“Are you connected with this institution, suh?” he asked.

“Yes,” said the man shortly, but slowing his gait.

“So I judged from your manner and deportment, suh,” said the judge. “I'm lookin',” he went on, “for your proprietor.”

“Silver? He's over yonder by the cookhouse.”

“The which?” asked the judge.

“The cookhouse—the dining tent,” explained the other, pointing. “Right round yonder beyond that second stake wagon—where you see smoke rising. But he's likely to be pretty busy.”

Behind the second stake wagon the judge found a blocky, authoritative man, with a brown derby hat tilted back on his head and heavy-lidded eyes like a frog's, and knew him at once for the owner; but one look at the face made the judge hesitate. He felt that his was a lost cause already; and then the other opened his mouth and spoke, and Judge Priest turned on his heel and came away. The judge was reasonably well seasoned to sounds of ordinary profanity, but not to blasphemy that seemed to loose an evil black smudge upon the clean air. He came back to the buggy and climbed in.

“See your man?” asked Settle.

“Yes,” said the judge slowly, “I saw him.”

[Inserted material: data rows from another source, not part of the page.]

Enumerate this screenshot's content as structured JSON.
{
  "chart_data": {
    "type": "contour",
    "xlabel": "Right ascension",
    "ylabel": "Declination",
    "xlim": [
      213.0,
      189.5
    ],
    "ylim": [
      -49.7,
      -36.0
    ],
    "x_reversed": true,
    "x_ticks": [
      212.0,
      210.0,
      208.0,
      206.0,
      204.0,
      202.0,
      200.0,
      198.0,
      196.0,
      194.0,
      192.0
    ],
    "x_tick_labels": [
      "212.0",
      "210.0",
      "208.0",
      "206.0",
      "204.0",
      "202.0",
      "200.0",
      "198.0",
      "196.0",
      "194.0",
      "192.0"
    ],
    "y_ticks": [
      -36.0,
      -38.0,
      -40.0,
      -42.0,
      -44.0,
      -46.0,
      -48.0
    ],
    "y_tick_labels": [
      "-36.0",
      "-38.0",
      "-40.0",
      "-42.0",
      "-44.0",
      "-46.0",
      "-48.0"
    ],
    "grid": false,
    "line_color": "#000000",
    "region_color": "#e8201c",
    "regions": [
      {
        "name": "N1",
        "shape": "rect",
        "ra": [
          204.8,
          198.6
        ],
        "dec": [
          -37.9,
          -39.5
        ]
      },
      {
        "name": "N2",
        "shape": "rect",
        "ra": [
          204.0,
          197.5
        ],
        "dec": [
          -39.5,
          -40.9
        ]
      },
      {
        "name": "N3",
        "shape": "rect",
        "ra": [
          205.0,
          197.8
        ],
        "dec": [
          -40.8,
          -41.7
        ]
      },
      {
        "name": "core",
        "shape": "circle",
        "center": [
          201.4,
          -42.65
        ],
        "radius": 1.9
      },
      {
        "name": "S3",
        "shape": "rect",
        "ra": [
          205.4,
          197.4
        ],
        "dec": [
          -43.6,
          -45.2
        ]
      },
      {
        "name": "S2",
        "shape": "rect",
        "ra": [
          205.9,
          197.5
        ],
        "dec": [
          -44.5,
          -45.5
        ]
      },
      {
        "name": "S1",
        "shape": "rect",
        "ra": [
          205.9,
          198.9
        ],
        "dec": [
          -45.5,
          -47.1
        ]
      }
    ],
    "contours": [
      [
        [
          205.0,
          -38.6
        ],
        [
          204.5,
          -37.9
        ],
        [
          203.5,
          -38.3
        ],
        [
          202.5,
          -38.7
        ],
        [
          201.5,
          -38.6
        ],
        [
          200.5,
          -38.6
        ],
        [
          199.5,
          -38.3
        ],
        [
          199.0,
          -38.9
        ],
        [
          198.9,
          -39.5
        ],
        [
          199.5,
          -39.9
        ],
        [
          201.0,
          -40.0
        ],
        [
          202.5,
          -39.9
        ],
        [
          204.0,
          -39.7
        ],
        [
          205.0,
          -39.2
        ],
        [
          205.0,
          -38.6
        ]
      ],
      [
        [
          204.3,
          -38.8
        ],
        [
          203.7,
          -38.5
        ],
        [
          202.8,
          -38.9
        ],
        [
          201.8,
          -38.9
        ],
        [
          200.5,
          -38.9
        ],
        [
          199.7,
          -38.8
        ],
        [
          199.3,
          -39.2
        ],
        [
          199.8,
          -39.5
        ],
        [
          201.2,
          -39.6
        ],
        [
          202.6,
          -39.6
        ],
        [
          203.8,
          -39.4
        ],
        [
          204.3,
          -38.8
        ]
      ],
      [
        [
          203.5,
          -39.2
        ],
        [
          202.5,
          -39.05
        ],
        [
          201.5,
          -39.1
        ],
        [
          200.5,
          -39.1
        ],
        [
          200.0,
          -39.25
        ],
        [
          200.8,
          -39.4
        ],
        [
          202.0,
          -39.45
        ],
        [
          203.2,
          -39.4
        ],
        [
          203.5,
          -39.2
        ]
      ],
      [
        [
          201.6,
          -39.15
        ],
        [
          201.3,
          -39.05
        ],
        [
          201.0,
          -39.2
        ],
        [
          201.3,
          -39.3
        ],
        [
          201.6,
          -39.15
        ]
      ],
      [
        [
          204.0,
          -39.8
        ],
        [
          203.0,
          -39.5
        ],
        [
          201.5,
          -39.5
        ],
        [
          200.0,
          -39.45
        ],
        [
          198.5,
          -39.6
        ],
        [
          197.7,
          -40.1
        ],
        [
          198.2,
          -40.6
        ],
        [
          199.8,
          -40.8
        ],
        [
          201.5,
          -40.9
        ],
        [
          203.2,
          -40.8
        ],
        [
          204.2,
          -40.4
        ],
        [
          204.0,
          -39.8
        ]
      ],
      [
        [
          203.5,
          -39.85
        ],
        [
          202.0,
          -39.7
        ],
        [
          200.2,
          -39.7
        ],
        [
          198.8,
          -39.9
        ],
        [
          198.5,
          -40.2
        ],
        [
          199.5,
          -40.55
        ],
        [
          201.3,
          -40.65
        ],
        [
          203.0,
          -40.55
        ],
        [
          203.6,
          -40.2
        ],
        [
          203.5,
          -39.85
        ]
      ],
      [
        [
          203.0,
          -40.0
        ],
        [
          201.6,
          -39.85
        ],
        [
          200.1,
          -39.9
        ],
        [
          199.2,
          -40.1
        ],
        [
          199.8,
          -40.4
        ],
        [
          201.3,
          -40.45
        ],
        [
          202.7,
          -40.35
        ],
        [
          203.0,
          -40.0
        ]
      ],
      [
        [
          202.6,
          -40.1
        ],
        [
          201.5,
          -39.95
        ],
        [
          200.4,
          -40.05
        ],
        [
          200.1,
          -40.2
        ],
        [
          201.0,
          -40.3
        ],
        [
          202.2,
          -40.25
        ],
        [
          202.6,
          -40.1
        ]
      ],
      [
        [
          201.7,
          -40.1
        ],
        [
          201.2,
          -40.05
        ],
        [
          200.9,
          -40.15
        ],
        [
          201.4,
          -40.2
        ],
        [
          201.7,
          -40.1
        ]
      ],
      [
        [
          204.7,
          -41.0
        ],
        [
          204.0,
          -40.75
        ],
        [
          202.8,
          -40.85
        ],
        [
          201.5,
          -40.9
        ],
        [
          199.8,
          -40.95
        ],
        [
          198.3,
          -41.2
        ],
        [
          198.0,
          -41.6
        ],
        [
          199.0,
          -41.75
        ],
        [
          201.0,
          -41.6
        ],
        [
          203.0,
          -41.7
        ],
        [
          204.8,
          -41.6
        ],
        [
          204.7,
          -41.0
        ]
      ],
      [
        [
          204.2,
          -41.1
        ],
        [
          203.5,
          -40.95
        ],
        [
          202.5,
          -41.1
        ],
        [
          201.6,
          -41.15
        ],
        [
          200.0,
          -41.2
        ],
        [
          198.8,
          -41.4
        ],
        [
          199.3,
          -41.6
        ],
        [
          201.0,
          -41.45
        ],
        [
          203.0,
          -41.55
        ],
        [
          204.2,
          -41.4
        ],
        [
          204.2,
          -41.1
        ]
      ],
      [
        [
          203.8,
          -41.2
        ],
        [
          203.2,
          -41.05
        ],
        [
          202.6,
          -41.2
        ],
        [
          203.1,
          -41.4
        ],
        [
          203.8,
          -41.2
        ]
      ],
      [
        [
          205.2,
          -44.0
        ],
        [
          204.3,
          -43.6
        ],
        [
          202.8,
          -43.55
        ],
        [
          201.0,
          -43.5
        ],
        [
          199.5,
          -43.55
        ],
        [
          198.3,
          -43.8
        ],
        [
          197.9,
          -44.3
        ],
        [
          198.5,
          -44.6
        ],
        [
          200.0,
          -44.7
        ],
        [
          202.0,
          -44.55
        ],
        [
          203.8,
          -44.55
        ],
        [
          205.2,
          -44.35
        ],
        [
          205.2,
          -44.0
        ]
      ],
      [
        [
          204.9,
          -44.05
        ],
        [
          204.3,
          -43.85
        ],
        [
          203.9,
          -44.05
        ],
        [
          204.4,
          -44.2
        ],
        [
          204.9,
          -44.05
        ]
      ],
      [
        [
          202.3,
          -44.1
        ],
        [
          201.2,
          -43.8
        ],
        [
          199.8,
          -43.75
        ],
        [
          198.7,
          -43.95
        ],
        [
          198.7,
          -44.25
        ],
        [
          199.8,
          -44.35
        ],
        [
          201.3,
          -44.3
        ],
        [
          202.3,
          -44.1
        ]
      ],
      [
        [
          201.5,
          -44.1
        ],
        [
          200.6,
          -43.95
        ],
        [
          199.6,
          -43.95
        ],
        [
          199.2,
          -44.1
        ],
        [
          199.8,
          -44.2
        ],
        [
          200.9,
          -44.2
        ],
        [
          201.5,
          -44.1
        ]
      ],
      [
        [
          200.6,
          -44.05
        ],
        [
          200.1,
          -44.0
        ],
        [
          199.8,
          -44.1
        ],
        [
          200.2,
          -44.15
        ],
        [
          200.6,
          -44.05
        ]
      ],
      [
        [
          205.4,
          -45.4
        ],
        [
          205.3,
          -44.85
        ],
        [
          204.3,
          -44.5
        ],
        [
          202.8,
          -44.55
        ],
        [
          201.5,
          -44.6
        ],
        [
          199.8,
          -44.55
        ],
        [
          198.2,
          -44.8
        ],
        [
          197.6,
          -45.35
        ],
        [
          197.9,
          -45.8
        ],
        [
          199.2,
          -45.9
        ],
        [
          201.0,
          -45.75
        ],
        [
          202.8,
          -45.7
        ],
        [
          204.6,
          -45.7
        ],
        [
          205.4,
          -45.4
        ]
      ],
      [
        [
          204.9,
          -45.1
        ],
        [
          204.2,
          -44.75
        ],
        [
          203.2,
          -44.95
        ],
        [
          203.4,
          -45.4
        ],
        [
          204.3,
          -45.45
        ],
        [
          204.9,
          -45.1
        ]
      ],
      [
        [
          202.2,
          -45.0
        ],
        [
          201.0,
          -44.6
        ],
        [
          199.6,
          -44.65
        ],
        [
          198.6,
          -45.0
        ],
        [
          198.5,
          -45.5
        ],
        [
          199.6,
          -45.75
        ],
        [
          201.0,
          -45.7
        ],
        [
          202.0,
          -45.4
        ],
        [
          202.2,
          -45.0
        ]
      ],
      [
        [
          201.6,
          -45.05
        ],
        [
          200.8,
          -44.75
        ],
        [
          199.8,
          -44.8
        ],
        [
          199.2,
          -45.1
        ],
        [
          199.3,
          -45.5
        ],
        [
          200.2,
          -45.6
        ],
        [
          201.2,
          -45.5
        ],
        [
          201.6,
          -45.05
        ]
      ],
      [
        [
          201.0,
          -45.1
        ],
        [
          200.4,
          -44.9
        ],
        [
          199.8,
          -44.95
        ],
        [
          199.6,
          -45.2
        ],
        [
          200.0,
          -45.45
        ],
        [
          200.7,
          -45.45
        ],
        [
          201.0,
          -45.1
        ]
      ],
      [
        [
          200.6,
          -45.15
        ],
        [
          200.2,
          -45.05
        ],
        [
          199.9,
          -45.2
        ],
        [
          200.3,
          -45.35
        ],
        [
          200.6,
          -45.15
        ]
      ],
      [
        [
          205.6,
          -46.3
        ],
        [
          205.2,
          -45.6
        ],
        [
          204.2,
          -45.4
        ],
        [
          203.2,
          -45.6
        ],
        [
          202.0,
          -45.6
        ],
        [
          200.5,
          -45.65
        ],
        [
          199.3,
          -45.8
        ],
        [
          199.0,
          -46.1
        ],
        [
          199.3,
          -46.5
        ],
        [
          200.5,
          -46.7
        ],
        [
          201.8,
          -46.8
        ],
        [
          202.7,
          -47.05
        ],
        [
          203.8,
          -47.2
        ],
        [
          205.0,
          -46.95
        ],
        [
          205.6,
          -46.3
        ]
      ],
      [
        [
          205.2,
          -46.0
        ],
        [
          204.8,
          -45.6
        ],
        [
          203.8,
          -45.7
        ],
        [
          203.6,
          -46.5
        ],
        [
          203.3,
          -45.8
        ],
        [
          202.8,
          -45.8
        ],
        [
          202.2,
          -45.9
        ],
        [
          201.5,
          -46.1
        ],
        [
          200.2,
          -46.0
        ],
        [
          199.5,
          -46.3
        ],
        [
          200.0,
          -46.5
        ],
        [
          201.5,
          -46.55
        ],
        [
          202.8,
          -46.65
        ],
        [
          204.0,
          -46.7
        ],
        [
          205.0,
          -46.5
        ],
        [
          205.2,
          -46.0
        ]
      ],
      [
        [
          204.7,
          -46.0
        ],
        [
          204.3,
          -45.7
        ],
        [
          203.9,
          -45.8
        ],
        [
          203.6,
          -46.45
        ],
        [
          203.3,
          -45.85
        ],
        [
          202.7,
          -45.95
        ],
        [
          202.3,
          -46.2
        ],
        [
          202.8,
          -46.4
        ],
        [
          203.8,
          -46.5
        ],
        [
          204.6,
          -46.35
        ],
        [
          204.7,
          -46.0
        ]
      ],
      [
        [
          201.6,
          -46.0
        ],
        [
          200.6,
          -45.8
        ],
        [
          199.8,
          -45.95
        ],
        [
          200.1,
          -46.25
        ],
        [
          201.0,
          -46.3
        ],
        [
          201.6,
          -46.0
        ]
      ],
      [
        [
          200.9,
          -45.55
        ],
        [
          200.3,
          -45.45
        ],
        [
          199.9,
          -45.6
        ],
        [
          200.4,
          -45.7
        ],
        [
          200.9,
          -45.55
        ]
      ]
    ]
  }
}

Especially downtown things had a holidaying look to them. Wall-eyed teams of country horses were tethered to hitching-racks in the short by-streets, flinching their flanks and setting themselves for abortive stampedes later on. Pedlers of toy balloons circulated; a vender with a fascinating line of patter sold to the same customers, in rapid succession, odorous hamburger and flat slabs of a heat-resisting variety of striped ice cream. At a main crossing, catercornered across from each other, the highpitch man and his brother of the flat joint were at work, one selling electric belts from the back of a buggy, the other down in the dust manipulating a spindle game. The same group of shillabers were constantly circulating from one faker to the other, and as constantly investing. Even the clerks couldn't stay inside the stores—they kept darting out and darting back in again. A group of darkies would find a desirable point of observation along the sidewalk and hold it for a minute or two, and then on a sudden unaccountable impulse would desert it and go streaking off down the middle of the street to find another that was in no way better. In front of the wagon yard country rigs were parked three deep. Every small boy who wasn't at the showground was swarming round underfoot somewhere, filled with a most delicious nervousness that kept him moving. But Judge Priest, who would have joyed in these things ordinarily, had an absent eye for it all. There was another picture persisting in his mind, a picture with a little brown house and a ragged catalpa tree for a background.